Lexalytics, Inc., a software and services company specializing in text and sentiment analysis, announced the availability of enhanced reporting on the conversations occurring around, about, and between different accounts on Twitter based on the sentiment analysis of commonly used emoticons and acronyms.
With the use of emoticons, abbreviations, and confusing "social speak" grammar, micro-blog services such as Twitter present a difficult task for natural language processing systems. For acronyms, Lexalytics parsed thousands of tweets to get to hundreds of common acronyms and emoticons. The team then made decisions on whether each acronym (such as LOL for Laugh Out Loud) was sentiment-bearing, needed to be expanded, or should be treated as simply an interjection.

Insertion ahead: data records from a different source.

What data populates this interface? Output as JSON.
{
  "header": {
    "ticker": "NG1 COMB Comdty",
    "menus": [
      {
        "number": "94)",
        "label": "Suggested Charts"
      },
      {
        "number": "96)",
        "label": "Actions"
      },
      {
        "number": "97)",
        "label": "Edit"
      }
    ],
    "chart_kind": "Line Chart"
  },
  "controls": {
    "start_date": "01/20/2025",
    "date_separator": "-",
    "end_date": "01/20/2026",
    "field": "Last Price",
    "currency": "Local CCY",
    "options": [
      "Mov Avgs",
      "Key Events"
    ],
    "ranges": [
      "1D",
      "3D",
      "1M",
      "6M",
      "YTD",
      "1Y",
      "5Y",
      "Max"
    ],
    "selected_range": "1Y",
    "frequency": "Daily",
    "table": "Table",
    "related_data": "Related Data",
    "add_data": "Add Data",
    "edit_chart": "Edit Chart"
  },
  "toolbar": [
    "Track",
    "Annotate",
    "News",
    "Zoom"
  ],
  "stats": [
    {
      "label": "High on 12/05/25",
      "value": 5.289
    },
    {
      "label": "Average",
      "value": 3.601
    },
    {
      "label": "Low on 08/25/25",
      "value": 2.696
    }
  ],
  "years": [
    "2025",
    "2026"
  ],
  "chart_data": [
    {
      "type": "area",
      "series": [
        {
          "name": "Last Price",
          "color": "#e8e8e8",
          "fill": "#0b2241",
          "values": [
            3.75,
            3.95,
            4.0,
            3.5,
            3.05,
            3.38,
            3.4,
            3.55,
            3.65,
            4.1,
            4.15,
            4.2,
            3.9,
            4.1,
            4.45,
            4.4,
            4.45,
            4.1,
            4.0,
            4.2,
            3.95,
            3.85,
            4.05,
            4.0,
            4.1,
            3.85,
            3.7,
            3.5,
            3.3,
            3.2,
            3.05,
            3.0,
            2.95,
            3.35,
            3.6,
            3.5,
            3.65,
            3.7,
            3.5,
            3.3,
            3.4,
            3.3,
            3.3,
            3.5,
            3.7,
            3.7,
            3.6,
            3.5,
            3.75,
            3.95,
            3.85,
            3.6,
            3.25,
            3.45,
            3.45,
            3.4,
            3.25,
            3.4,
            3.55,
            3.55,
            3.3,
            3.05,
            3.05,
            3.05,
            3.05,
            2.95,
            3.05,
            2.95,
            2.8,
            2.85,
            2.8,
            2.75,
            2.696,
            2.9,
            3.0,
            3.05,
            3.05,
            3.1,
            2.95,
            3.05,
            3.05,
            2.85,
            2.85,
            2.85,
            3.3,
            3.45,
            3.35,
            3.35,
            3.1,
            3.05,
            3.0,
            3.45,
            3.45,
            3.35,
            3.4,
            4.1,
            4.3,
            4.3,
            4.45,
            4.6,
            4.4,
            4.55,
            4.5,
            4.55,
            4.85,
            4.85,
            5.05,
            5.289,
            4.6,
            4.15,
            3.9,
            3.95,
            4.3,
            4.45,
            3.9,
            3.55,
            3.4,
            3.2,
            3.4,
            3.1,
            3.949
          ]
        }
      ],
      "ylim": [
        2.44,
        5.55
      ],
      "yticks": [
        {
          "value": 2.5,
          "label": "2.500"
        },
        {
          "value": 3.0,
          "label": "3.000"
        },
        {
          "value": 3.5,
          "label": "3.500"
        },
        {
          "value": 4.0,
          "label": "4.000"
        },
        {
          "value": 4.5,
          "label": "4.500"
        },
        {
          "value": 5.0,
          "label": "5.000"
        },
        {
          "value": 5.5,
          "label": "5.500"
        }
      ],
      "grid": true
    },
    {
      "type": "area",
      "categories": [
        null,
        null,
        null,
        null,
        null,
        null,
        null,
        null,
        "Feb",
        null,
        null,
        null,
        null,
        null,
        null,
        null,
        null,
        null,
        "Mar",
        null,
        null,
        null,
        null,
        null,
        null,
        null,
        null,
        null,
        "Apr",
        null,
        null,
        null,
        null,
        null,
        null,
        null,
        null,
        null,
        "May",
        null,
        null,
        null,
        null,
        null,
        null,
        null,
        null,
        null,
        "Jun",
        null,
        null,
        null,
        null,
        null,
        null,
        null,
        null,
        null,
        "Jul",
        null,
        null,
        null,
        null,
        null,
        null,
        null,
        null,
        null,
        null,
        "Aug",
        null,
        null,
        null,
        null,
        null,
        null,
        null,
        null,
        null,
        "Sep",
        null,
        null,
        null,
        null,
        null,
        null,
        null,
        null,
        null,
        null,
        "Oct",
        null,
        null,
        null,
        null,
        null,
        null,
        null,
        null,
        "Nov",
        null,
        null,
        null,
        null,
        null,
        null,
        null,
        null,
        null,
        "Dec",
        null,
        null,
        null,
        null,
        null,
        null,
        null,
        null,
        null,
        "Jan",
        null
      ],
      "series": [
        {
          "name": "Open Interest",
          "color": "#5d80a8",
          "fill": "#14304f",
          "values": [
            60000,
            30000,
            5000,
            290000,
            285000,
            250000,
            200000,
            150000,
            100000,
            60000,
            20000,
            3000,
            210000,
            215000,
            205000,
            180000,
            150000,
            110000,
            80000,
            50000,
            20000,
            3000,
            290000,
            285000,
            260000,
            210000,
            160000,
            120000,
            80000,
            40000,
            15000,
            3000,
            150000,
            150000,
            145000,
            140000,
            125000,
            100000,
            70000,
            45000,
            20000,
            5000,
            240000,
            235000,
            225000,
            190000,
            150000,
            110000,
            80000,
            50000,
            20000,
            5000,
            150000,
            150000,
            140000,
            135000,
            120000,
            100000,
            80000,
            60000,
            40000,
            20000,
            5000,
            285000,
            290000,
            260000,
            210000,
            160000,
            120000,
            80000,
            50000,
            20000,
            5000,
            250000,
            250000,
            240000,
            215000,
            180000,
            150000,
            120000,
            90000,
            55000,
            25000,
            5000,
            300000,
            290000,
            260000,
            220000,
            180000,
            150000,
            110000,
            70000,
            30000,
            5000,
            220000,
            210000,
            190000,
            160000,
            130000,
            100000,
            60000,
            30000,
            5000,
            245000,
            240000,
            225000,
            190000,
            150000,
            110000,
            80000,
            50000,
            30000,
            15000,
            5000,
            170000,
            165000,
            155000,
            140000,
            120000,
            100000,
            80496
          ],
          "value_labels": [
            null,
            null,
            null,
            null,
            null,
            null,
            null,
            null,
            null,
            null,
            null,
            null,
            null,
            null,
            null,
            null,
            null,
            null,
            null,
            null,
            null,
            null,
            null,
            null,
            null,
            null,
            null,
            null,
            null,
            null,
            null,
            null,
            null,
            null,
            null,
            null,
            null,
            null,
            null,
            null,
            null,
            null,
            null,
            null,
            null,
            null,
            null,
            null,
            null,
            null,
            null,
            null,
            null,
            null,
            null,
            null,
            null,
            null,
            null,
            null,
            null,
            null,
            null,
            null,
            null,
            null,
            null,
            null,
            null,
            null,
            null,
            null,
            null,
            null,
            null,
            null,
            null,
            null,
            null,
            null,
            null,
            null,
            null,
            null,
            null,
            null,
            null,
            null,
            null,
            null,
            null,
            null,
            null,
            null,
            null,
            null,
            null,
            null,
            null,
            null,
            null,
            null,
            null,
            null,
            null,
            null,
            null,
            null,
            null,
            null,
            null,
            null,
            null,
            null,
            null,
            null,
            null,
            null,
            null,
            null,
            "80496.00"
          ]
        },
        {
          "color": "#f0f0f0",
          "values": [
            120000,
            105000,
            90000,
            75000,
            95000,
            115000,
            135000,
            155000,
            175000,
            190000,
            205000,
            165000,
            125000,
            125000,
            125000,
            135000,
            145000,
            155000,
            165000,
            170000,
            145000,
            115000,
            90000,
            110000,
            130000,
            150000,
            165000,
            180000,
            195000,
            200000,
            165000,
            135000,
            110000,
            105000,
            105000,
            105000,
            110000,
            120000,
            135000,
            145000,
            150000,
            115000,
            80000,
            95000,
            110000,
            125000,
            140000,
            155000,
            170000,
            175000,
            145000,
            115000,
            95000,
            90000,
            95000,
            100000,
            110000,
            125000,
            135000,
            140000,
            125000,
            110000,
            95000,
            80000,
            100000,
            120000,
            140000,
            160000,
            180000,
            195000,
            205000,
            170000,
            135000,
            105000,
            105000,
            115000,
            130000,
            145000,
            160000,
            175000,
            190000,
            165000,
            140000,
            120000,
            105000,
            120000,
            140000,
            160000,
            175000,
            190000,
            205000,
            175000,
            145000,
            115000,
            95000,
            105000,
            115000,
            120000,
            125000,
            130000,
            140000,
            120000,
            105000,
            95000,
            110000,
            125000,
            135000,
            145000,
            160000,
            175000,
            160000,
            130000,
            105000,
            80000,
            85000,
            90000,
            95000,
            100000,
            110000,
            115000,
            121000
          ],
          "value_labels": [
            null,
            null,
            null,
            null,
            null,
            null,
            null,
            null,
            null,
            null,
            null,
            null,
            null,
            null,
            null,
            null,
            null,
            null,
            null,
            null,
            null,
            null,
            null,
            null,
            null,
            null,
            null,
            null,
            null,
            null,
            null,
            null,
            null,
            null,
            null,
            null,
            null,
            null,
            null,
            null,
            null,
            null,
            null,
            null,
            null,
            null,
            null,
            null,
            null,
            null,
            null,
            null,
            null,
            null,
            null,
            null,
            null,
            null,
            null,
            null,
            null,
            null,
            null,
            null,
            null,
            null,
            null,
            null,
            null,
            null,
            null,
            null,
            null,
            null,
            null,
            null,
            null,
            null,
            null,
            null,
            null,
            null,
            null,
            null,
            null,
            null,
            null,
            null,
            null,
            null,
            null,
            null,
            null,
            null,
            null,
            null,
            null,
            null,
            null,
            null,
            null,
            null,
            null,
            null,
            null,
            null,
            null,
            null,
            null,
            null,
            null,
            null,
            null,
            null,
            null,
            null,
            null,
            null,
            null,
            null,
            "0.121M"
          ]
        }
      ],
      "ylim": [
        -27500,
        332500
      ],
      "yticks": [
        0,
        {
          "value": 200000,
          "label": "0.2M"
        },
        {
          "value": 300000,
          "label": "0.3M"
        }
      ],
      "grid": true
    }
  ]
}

With emoticons, Lexalytics found that some are obviously positive (such as :D) or negative (:<) while others are considered more neutral. For the @ sign, Salience part-of-speech tags the @ tagged string as a "MENTION" which can be used for further reporting. In particular, @ tagged strings will return as people entities, with the associated sentiment, themes, etc.
Additionally, # sign (hashtags) are part-of-speech tagged as @hashtag. These do not report back as any sort of entity type. Hashtags are typically used as a lightweight "tag" for the content of the tweet. This information can be used by Salience for further processing as a tag.